Yes, of course, this has to be communicated with the Subscribers of Let’s Encrypt.

So far, so good.

Something goes wrong in handling the communication.

Now what?

Where’s the follow up on this by Let’s Encrypt??
Especially to those whose e-mailadress was leaked???

It’s been over two days and there’s not been any kind of apology or explanation.

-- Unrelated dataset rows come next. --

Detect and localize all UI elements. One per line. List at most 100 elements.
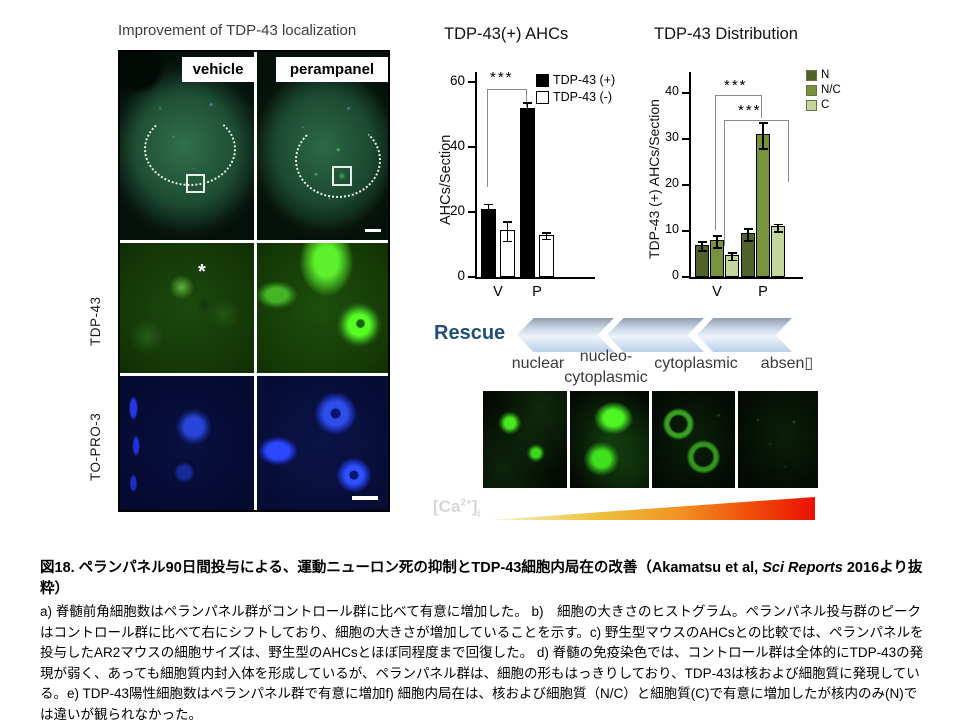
significance-bracket bbox=[487, 89, 526, 90]
error-bar bbox=[506, 221, 508, 241]
caption-body: a) 脊髄前角細胞数はペランパネル群がコントロール群に比べて有意に増加した。 b… bbox=[40, 604, 924, 720]
stage-label-cytoplasmic: cytoplasmic bbox=[654, 355, 738, 372]
bar-group bbox=[741, 72, 785, 277]
asterisk-marker: * bbox=[198, 261, 206, 283]
legend-swatch bbox=[536, 90, 549, 104]
x-category-label: V bbox=[712, 284, 722, 300]
legend-swatch bbox=[806, 99, 817, 111]
legend-swatch bbox=[806, 84, 817, 96]
y-tick-mark bbox=[682, 137, 689, 140]
column-label-vehicle: vehicle bbox=[182, 57, 254, 82]
legend-label: TDP-43 (+) bbox=[553, 73, 616, 87]
error-bar-cap bbox=[523, 102, 532, 104]
y-axis-label: AHCs/Section bbox=[438, 134, 454, 226]
row-label-topro3: TO-PRO-3 bbox=[88, 412, 103, 482]
y-tick-mark bbox=[468, 210, 475, 213]
error-bar bbox=[731, 252, 733, 260]
plot-area bbox=[475, 72, 595, 279]
error-bar bbox=[487, 203, 489, 216]
error-bar-cap bbox=[727, 259, 737, 262]
bar bbox=[771, 223, 785, 277]
ventral-horn-dotted-outline bbox=[295, 122, 381, 198]
topro3-micrograph-vehicle bbox=[120, 376, 254, 510]
error-bar-cap bbox=[712, 247, 722, 249]
significance-stars: *** bbox=[738, 102, 762, 119]
x-category-label: P bbox=[758, 284, 768, 300]
bar bbox=[756, 122, 770, 277]
error-bar-cap bbox=[773, 231, 783, 233]
error-bar-cap bbox=[743, 240, 753, 242]
roi-box bbox=[186, 174, 205, 193]
scale-bar bbox=[352, 496, 378, 500]
spinal-cord-micrograph-vehicle bbox=[120, 52, 254, 240]
strip-micrograph-nuclear bbox=[483, 391, 567, 488]
legend-label: N/C bbox=[821, 84, 841, 96]
legend-swatch bbox=[536, 73, 549, 87]
error-bar-cap bbox=[727, 252, 737, 254]
y-tick-label: 20 bbox=[449, 202, 465, 218]
error-bar-cap bbox=[758, 148, 768, 150]
error-bar-cap bbox=[484, 215, 493, 218]
chart-title: TDP-43(+) AHCs bbox=[444, 25, 569, 43]
error-bar-cap bbox=[484, 203, 493, 206]
stage-label-absent: absen▯ bbox=[760, 355, 814, 372]
significance-bracket bbox=[788, 120, 789, 182]
bar bbox=[741, 228, 755, 277]
roi-box bbox=[332, 166, 352, 186]
legend-item: TDP-43 (+) bbox=[536, 73, 615, 87]
y-tick-label: 30 bbox=[665, 129, 679, 144]
stage-label-nucleo-cytoplasmic: nucleo- cytoplasmic bbox=[564, 348, 648, 386]
y-tick-mark bbox=[468, 145, 475, 148]
error-bar-cap bbox=[773, 223, 783, 226]
legend-item: N bbox=[806, 69, 841, 81]
error-bar-cap bbox=[743, 228, 753, 230]
error-bar-cap bbox=[697, 241, 707, 243]
legend-swatch bbox=[806, 69, 817, 81]
column-label-perampanel: perampanel bbox=[276, 57, 388, 82]
micrograph-panel: vehicle perampanel * bbox=[118, 50, 390, 512]
significance-bracket bbox=[715, 95, 761, 96]
significance-stars: *** bbox=[490, 69, 514, 86]
chart-tdp43-distribution: TDP-43 Distribution TDP-43 (+) AHCs/Sect… bbox=[640, 25, 868, 317]
tdp43-micrograph-vehicle: * bbox=[120, 243, 254, 373]
y-tick-mark bbox=[468, 276, 475, 278]
scale-bar bbox=[365, 229, 381, 232]
calcium-gradient-wedge bbox=[490, 497, 815, 520]
error-bar-cap bbox=[697, 250, 707, 252]
plot-area bbox=[689, 72, 803, 279]
significance-bracket bbox=[715, 95, 716, 230]
caption-heading: 図18. ペランパネル90日間投与による、運動ニューロン死の抑制とTDP-43細… bbox=[40, 560, 923, 598]
strip-micrograph-nucleo-cytoplasmic bbox=[570, 391, 649, 488]
error-bar-cap bbox=[523, 115, 532, 117]
y-tick-mark bbox=[682, 91, 689, 94]
bar bbox=[500, 221, 515, 277]
y-tick-mark bbox=[468, 80, 475, 83]
legend-item: TDP-43 (-) bbox=[536, 90, 615, 104]
significance-stars: *** bbox=[724, 77, 748, 94]
strip-micrograph-cytoplasmic bbox=[652, 391, 735, 488]
bar-group bbox=[481, 72, 515, 277]
bar bbox=[481, 203, 496, 277]
legend-item: N/C bbox=[806, 84, 841, 96]
significance-bracket bbox=[761, 95, 762, 118]
legend-label: TDP-43 (-) bbox=[553, 90, 613, 104]
chart-legend: N N/C C bbox=[806, 69, 841, 111]
left-arrow-icon bbox=[697, 318, 792, 352]
bar-group bbox=[695, 72, 739, 277]
error-bar bbox=[701, 241, 703, 251]
bar bbox=[520, 102, 535, 277]
chart-legend: TDP-43 (+) TDP-43 (-) bbox=[536, 73, 615, 104]
strip-micrograph-absent bbox=[738, 391, 818, 488]
y-tick-label: 0 bbox=[672, 268, 679, 282]
x-category-label: V bbox=[493, 284, 503, 300]
stage-label-nuclear: nuclear bbox=[511, 355, 565, 372]
bar bbox=[695, 241, 709, 277]
y-tick-label: 20 bbox=[665, 175, 679, 190]
legend-item: C bbox=[806, 99, 841, 111]
y-tick-label: 60 bbox=[449, 72, 465, 88]
error-bar bbox=[762, 122, 764, 149]
bar bbox=[710, 235, 724, 277]
error-bar-cap bbox=[758, 122, 768, 124]
y-tick-label: 40 bbox=[449, 137, 465, 153]
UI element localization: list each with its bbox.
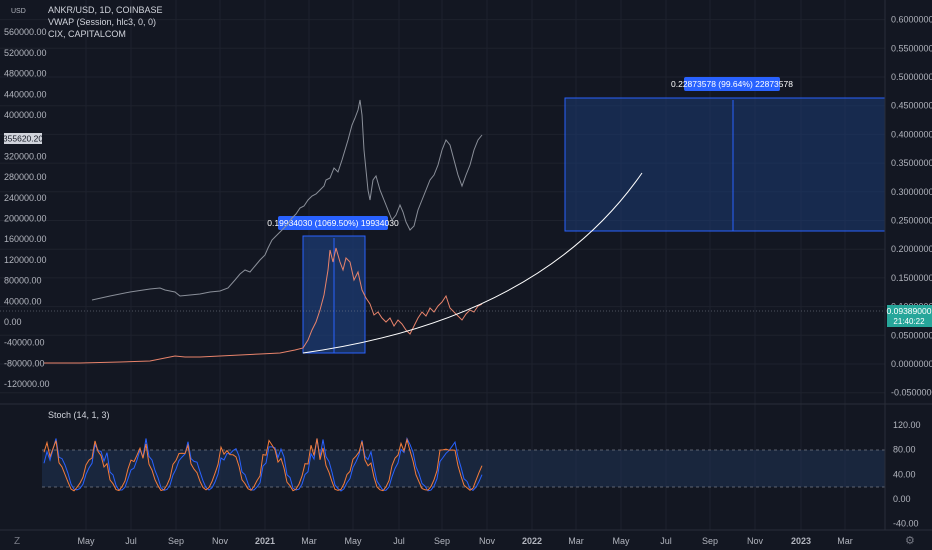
legend: ANKR/USD, 1D, COINBASE VWAP (Session, hl… — [48, 4, 163, 40]
left-axis-tick: 560000.00 — [4, 27, 47, 37]
time-axis-tick: May — [612, 536, 630, 546]
time-axis-tick: May — [344, 536, 362, 546]
measure-box-2-label: 0.22873578 (99.64%) 22873578 — [671, 79, 793, 89]
time-axis[interactable]: May Jul Sep Nov 2021 Mar May Jul Sep Nov 2022 Mar Ma… — [77, 536, 852, 546]
right-current-badge-bg — [887, 305, 932, 327]
right-current-badge-price: 0.09389000 — [887, 306, 932, 316]
time-axis-tick: 2021 — [255, 536, 275, 546]
right-axis-tick: 0.00000000 — [891, 359, 932, 369]
right-current-badge-countdown: 21:40:22 — [893, 317, 925, 326]
measure-box-2-rect — [564, 97, 886, 232]
stoch-axis-tick: 120.00 — [893, 420, 921, 430]
left-current-badge-bg — [4, 133, 42, 144]
time-axis-tick: 2022 — [522, 536, 542, 546]
price-series-line[interactable] — [91, 99, 483, 301]
stoch-k-line[interactable] — [43, 437, 483, 492]
left-axis-tick: 120000.00 — [4, 255, 47, 265]
measure-box-2[interactable]: 0.22873578 (99.64%) 22873578 — [564, 77, 886, 232]
time-axis-tick: Jul — [125, 536, 137, 546]
time-axis-tick: Mar — [301, 536, 317, 546]
left-axis-tick: -40000.00 — [4, 338, 45, 348]
left-axis-tick: 440000.00 — [4, 89, 47, 99]
time-axis-tick: May — [77, 536, 95, 546]
left-axis-tick: 520000.00 — [4, 48, 47, 58]
left-current-badge: 355620.20 — [3, 133, 43, 144]
time-axis-tick: Jul — [393, 536, 405, 546]
time-axis-tick: Nov — [212, 536, 229, 546]
settings-gear-icon[interactable]: ⚙ — [905, 534, 915, 547]
time-axis-tick: Nov — [747, 536, 764, 546]
logo-icon[interactable]: Z — [14, 536, 20, 547]
left-axis-unit: USD — [11, 8, 26, 15]
time-axis-tick: Nov — [479, 536, 496, 546]
legend-cix[interactable]: CIX, CAPITALCOM — [48, 29, 126, 39]
stoch-axis-tick: 40.00 — [893, 469, 916, 479]
stoch-axis[interactable]: 120.00 80.00 40.00 0.00 -40.00 — [893, 420, 921, 529]
left-axis-tick: 280000.00 — [4, 172, 47, 182]
legend-symbol[interactable]: ANKR/USD, 1D, COINBASE — [48, 5, 163, 15]
left-axis-tick: 80000.00 — [4, 276, 42, 286]
grid-lines — [0, 0, 885, 530]
left-axis-tick: 240000.00 — [4, 193, 47, 203]
stoch-axis-tick: 80.00 — [893, 445, 916, 455]
time-axis-tick: Mar — [837, 536, 853, 546]
cix-series-line[interactable] — [44, 247, 483, 364]
measure-box-2-label-bg — [684, 77, 780, 91]
time-axis-tick: Sep — [702, 536, 718, 546]
left-axis-tick: 40000.00 — [4, 296, 42, 306]
left-axis-tick: 200000.00 — [4, 214, 47, 224]
left-axis-tick: 400000.00 — [4, 110, 47, 120]
stoch-axis-tick: -40.00 — [893, 519, 919, 529]
left-axis-tick: 0.00 — [4, 317, 22, 327]
legend-vwap[interactable]: VWAP (Session, hlc3, 0, 0) — [48, 17, 157, 27]
measure-box-1[interactable]: 0.19934030 (1069.50%) 19934030 — [267, 216, 399, 354]
stoch-d-line[interactable] — [43, 437, 483, 492]
time-axis-tick: Sep — [168, 536, 184, 546]
left-axis-tick: 160000.00 — [4, 234, 47, 244]
left-current-badge-text: 355620.20 — [3, 134, 43, 144]
left-axis-tick: -120000.00 — [4, 379, 50, 389]
stoch-legend[interactable]: Stoch (14, 1, 3) — [48, 410, 110, 420]
time-axis-tick: Mar — [568, 536, 584, 546]
left-axis-tick: -80000.00 — [4, 358, 45, 368]
time-axis-tick: 2023 — [791, 536, 811, 546]
stoch-axis-tick: 0.00 — [893, 494, 911, 504]
left-axis[interactable]: 560000.00 520000.00 480000.00 440000.00 4000… — [4, 27, 50, 389]
time-axis-tick: Jul — [660, 536, 672, 546]
parabolic-curve-drawing[interactable] — [302, 172, 643, 354]
measure-box-1-label-bg — [278, 216, 388, 230]
measure-box-1-label: 0.19934030 (1069.50%) 19934030 — [267, 218, 399, 228]
right-current-badge: 0.09389000 21:40:22 — [887, 305, 932, 327]
time-axis-tick: Sep — [434, 536, 450, 546]
left-axis-tick: 480000.00 — [4, 69, 47, 79]
left-axis-tick: 320000.00 — [4, 151, 47, 161]
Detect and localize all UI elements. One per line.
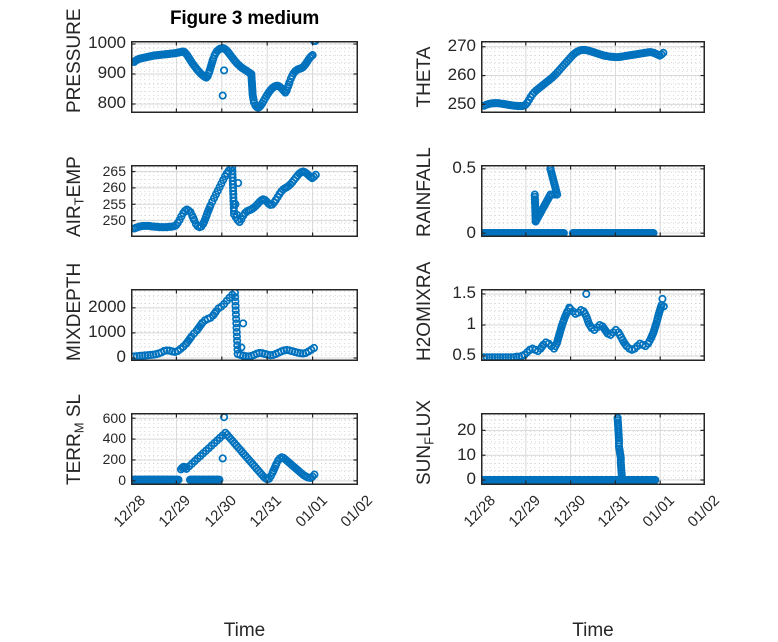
xtick-label-terr_m_sl-1: 12/29	[155, 492, 195, 531]
subplot-air_temp	[131, 165, 358, 237]
ytick-label-sun_flux-0: 0	[466, 469, 476, 489]
ytick-label-air_temp-3: 265	[102, 162, 126, 179]
ylabel-h2omixra: H2OMIXRA	[414, 261, 435, 361]
plot-area-air_temp	[131, 165, 358, 237]
ylabel-rest: SL	[64, 393, 85, 423]
subplot-pressure	[131, 41, 358, 113]
xtick-label-sun_flux-4: 01/01	[639, 492, 679, 531]
plot-area-mixdepth	[131, 289, 358, 361]
axes-box	[131, 41, 358, 113]
data-series-theta	[481, 45, 668, 111]
plot-area-rainfall	[481, 165, 705, 237]
plot-area-pressure	[131, 41, 358, 113]
subplot-mixdepth	[131, 289, 358, 361]
subplot-theta	[481, 41, 705, 113]
ytick-label-terr_m_sl-0: 0	[118, 472, 126, 489]
ylabel-air_temp: AIRTEMP	[64, 156, 87, 237]
axes-box	[131, 165, 358, 237]
ytick-label-mixdepth-1: 1000	[88, 322, 126, 342]
ytick-label-sun_flux-2: 20	[457, 419, 476, 439]
xlabel-sun_flux: Time	[572, 620, 614, 641]
subplot-terr_m_sl	[131, 413, 358, 485]
minor-grid	[483, 167, 703, 235]
subplot-rainfall	[481, 165, 705, 237]
ylabel-theta: THETA	[414, 46, 435, 108]
ytick-label-air_temp-0: 250	[102, 211, 126, 228]
ylabel-base: TERR	[64, 433, 85, 485]
data-series-air_temp	[131, 165, 320, 233]
ytick-label-theta-1: 260	[447, 65, 476, 85]
axes-box	[481, 413, 705, 485]
xtick-label-sun_flux-1: 12/29	[505, 492, 544, 531]
ytick-label-mixdepth-2: 2000	[88, 297, 126, 317]
figure-title: Figure 3 medium	[169, 8, 320, 29]
ytick-label-rainfall-0: 0	[466, 222, 476, 242]
ylabel-sun_flux: SUNFLUX	[414, 400, 437, 485]
figure-container: 800 900 1000 PRESSURE 250 260 270 THETA 250 255 26…	[64, 8, 724, 641]
ytick-label-air_temp-1: 255	[102, 195, 126, 212]
ytick-label-h2omixra-0: 0.5	[452, 345, 476, 365]
ylabel-rest: LUX	[414, 399, 435, 437]
xtick-label-terr_m_sl-2: 12/30	[201, 492, 240, 531]
xtick-label-terr_m_sl-0: 12/28	[110, 492, 150, 531]
ytick-label-pressure-0: 800	[97, 93, 126, 113]
ylabel-rainfall: RAINFALL	[414, 147, 435, 237]
ytick-label-sun_flux-1: 10	[457, 444, 476, 464]
axes-box	[131, 289, 358, 361]
xtick-label-terr_m_sl-5: 01/02	[337, 492, 377, 531]
ytick-label-pressure-2: 1000	[88, 33, 126, 53]
subplot-h2omixra	[481, 289, 705, 361]
ylabel-subscript: T	[71, 197, 87, 206]
ylabel-pressure: PRESSURE	[64, 8, 85, 113]
ylabel-rest: EMP	[64, 156, 85, 198]
xtick-label-terr_m_sl-4: 01/01	[292, 492, 331, 531]
ylabel-subscript: M	[71, 422, 87, 434]
axes-box	[481, 289, 705, 361]
ytick-label-terr_m_sl-2: 400	[102, 430, 126, 447]
ytick-label-mixdepth-0: 0	[116, 347, 126, 367]
ylabel-base: SUN	[414, 444, 435, 485]
plot-area-theta	[481, 41, 705, 113]
axes-box	[481, 165, 705, 237]
ylabel-terr_m_sl: TERRM SL	[64, 394, 87, 485]
ylabel-base: AIR	[64, 205, 85, 237]
axes-box	[481, 41, 705, 113]
ytick-label-terr_m_sl-1: 200	[102, 451, 126, 468]
ytick-label-rainfall-1: 0.5	[452, 158, 476, 178]
plot-area-sun_flux	[481, 413, 705, 485]
xtick-label-terr_m_sl-3: 12/31	[246, 492, 286, 531]
data-series-pressure	[131, 41, 320, 112]
ytick-label-theta-2: 270	[447, 36, 476, 56]
data-series-mixdepth	[131, 289, 319, 361]
ytick-label-air_temp-2: 260	[102, 179, 126, 196]
xtick-label-sun_flux-5: 01/02	[684, 492, 724, 531]
data-series-terr_m_sl	[131, 413, 319, 484]
xtick-label-sun_flux-0: 12/28	[460, 492, 500, 531]
ytick-label-theta-0: 250	[447, 93, 476, 113]
ytick-label-h2omixra-2: 1.5	[452, 283, 476, 303]
plot-area-h2omixra	[481, 289, 705, 361]
ylabel-mixdepth: MIXDEPTH	[64, 262, 85, 361]
plot-area-terr_m_sl	[131, 413, 358, 485]
xtick-label-sun_flux-2: 12/30	[550, 492, 589, 531]
ytick-label-pressure-1: 900	[97, 63, 126, 83]
xlabel-terr_m_sl: Time	[223, 620, 266, 641]
xtick-label-sun_flux-3: 12/31	[594, 492, 634, 531]
subplot-sun_flux	[481, 413, 705, 485]
ylabel-subscript: F	[421, 436, 437, 445]
data-series-sun_flux	[481, 413, 660, 485]
ytick-label-h2omixra-1: 1	[466, 314, 476, 334]
ytick-label-terr_m_sl-3: 600	[102, 409, 126, 426]
axes-box	[131, 413, 358, 485]
data-series-h2omixra	[481, 289, 668, 361]
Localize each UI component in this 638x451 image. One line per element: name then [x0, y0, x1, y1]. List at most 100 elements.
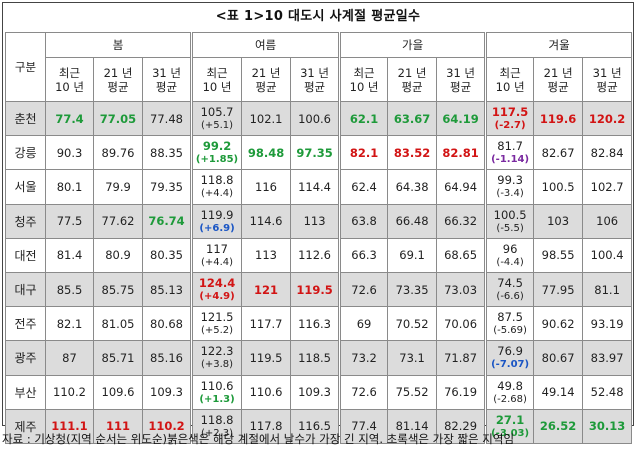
cell-deviation: (-3.4)	[496, 188, 524, 200]
cell-autumn-0: 77.4	[338, 408, 389, 444]
subheader-line1: 31 년	[446, 65, 476, 80]
table-frame: <표 1>10 대도시 사계절 평균일수 구분 봄 여름 가을 겨울 최근 10 …	[2, 2, 634, 444]
cell-spring-0: 82.1	[45, 306, 94, 342]
cell-spring-1: 81.05	[93, 306, 143, 342]
cell-value: 63.67	[393, 111, 431, 126]
cell-value: 30.13	[588, 419, 626, 434]
subheader-line2: 평균	[401, 79, 423, 94]
cell-summer-2: 109.3	[290, 374, 341, 410]
cell-value: 82.1	[56, 316, 83, 331]
cell-summer-1: 117.7	[241, 306, 292, 342]
subheader-summer-0: 최근 10 년	[190, 57, 243, 102]
cell-summer-1: 121	[241, 271, 292, 308]
cell-value: 64.19	[442, 111, 479, 126]
cell-value: 27.1	[495, 412, 525, 427]
cell-spring-2: 79.35	[141, 169, 193, 205]
cell-value: 82.1	[349, 145, 379, 160]
cell-spring-1: 80.9	[93, 237, 143, 273]
cell-value: 90.62	[541, 316, 575, 331]
table-title: <표 1>10 대도시 사계절 평균일수	[215, 9, 421, 24]
cell-summer-0: 105.7 (+5.1)	[190, 100, 243, 137]
subheader-summer-1: 21 년 평균	[241, 57, 292, 102]
cell-autumn-1: 83.52	[387, 135, 438, 171]
cell-value: 121.5	[200, 310, 234, 325]
cell-autumn-2: 82.81	[436, 135, 487, 171]
cell-spring-2: 77.48	[141, 100, 193, 137]
cell-autumn-1: 66.48	[387, 203, 438, 239]
cell-spring-1: 89.76	[93, 135, 143, 171]
cell-autumn-1: 75.52	[387, 374, 438, 410]
cell-value: 80.67	[541, 350, 575, 365]
cell-summer-0: 119.9 (+6.9)	[190, 203, 243, 239]
cell-value: 82.67	[541, 145, 575, 160]
cell-value: 49.14	[541, 385, 575, 400]
cell-summer-2: 119.5	[290, 271, 341, 308]
cell-value: 88.35	[150, 145, 183, 160]
subheader-line1: 21 년	[251, 65, 281, 80]
cell-autumn-0: 69	[338, 306, 389, 342]
cell-spring-1: 77.05	[93, 100, 143, 137]
cell-autumn-0: 62.1	[338, 100, 389, 137]
cell-summer-2: 116.3	[290, 306, 341, 342]
header-gubun: 구분	[5, 32, 46, 102]
cell-value: 109.3	[150, 385, 183, 400]
subheader-line1: 최근	[499, 65, 521, 80]
cell-autumn-0: 82.1	[338, 135, 389, 171]
subheader-winter-0: 최근 10 년	[484, 57, 535, 102]
cell-deviation: (-3.03)	[491, 427, 530, 439]
cell-value: 81.7	[497, 139, 523, 154]
subheader-spring-2: 31 년 평균	[141, 57, 193, 102]
cell-value: 66.3	[351, 248, 377, 263]
cell-value: 72.6	[351, 385, 377, 400]
cell-deviation: (-4.4)	[496, 256, 524, 268]
cell-autumn-2: 64.94	[436, 169, 487, 205]
cell-summer-0: 118.8 (+2.3)	[190, 408, 243, 444]
cell-value: 77.5	[56, 214, 83, 229]
cell-value: 100.5	[541, 179, 575, 194]
table-row: 대전 81.4 80.9 80.35 117 (+4.4) 113 112.6 66.3 69.1…	[5, 237, 633, 273]
cell-summer-1: 114.6	[241, 203, 292, 239]
cell-winter-0: 117.5 (-2.7)	[484, 100, 535, 137]
subheader-autumn-2: 31 년 평균	[436, 57, 487, 102]
cell-value: 77.4	[351, 419, 377, 434]
subheader-line2: 평균	[449, 79, 472, 94]
cell-autumn-2: 73.03	[436, 271, 487, 308]
cell-value: 76.74	[148, 214, 185, 229]
cell-value: 110.2	[148, 419, 185, 434]
cell-spring-2: 88.35	[141, 135, 193, 171]
cell-summer-1: 110.6	[241, 374, 292, 410]
cell-spring-0: 110.2	[45, 374, 94, 410]
cell-winter-1: 103	[533, 203, 584, 239]
cell-summer-1: 117.8	[241, 408, 292, 444]
cell-value: 117.7	[249, 316, 283, 331]
cell-value: 85.16	[150, 350, 183, 365]
cell-autumn-2: 71.87	[436, 340, 487, 376]
subheader-winter-1: 21 년 평균	[533, 57, 584, 102]
cell-value: 109.3	[298, 385, 332, 400]
cell-autumn-0: 72.6	[338, 271, 389, 308]
cell-winter-0: 76.9 (-7.07)	[484, 340, 535, 376]
row-city: 서울	[5, 169, 46, 205]
cell-value: 70.06	[444, 316, 478, 331]
subheader-winter-2: 31 년 평균	[582, 57, 633, 102]
row-city: 대전	[5, 237, 46, 273]
cell-value: 113	[255, 248, 277, 263]
cell-value: 73.1	[399, 350, 425, 365]
cell-autumn-2: 66.32	[436, 203, 487, 239]
header-season-winter: 겨울	[484, 32, 633, 58]
cell-value: 77.4	[55, 111, 84, 126]
cell-autumn-2: 82.29	[436, 408, 487, 444]
cell-spring-1: 79.9	[93, 169, 143, 205]
cell-value: 70.52	[395, 316, 429, 331]
cell-winter-2: 30.13	[582, 408, 633, 444]
cell-value: 76.9	[497, 344, 523, 359]
subheader-line1: 21 년	[397, 65, 427, 80]
cell-value: 100.5	[493, 207, 527, 222]
cell-value: 99.2	[202, 139, 232, 154]
cell-autumn-1: 70.52	[387, 306, 438, 342]
cell-summer-2: 114.4	[290, 169, 341, 205]
cell-spring-1: 111	[93, 408, 143, 444]
cell-value: 77.05	[99, 111, 137, 126]
cell-spring-0: 85.5	[45, 271, 94, 308]
cell-autumn-1: 81.14	[387, 408, 438, 444]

When signing up, in simple language right next to the entry field for your email address, is a bit of text that says “Will not be shared with anyone.” I propose that text be changed to, “will not be shared with anyone unless we make a mistake, in which case all bets are off.”

EDIT: My tongue is mostly in cheek here. I do take the always-evolving best efforts at their word.

Anyway, promises don’t mean much unless paired with authoritative declaration of potential compensation after a violation.

I mean: I promise that I’ll never "do it."
Then I “do it” anyway.

What can you now request from me, especially under different national jurisdictions? In theory, a lot. In reality, not much.

Unless some authority has independently promised you that if I “do it” against my promise, then the authority is coming after me in your name.

You sit in a different country than I do? OK, go ask the authorities in my country to hit me because I “did it”. It’ll become your administrative nightmare. For years to come. Unless, of course there are multi-million dollars at stake. In that case, all authorities seem to suddenly cooperate.

There has been a preliminary incident report. The link is included in the first post in this thread. It does include an apology and a promise of a more thorough postmortem. What do you feel like is missing?

At the moment this seems to be handled in a purely technocratic manner focussing on what went wrong and why, which is of course of great importance to avoid this happening ever again.

However, I miss communication on this from Let’s Encrypt, especially with those whose e-mailadress were leaked. There’s nothing on the home page directing you to the community or a blog, one has to search for answers.

Someone forgot to clear a variable of its previous value before adding the next email address to it ;o)

This topic was automatically closed 30 days after the last reply. New replies are no longer allowed.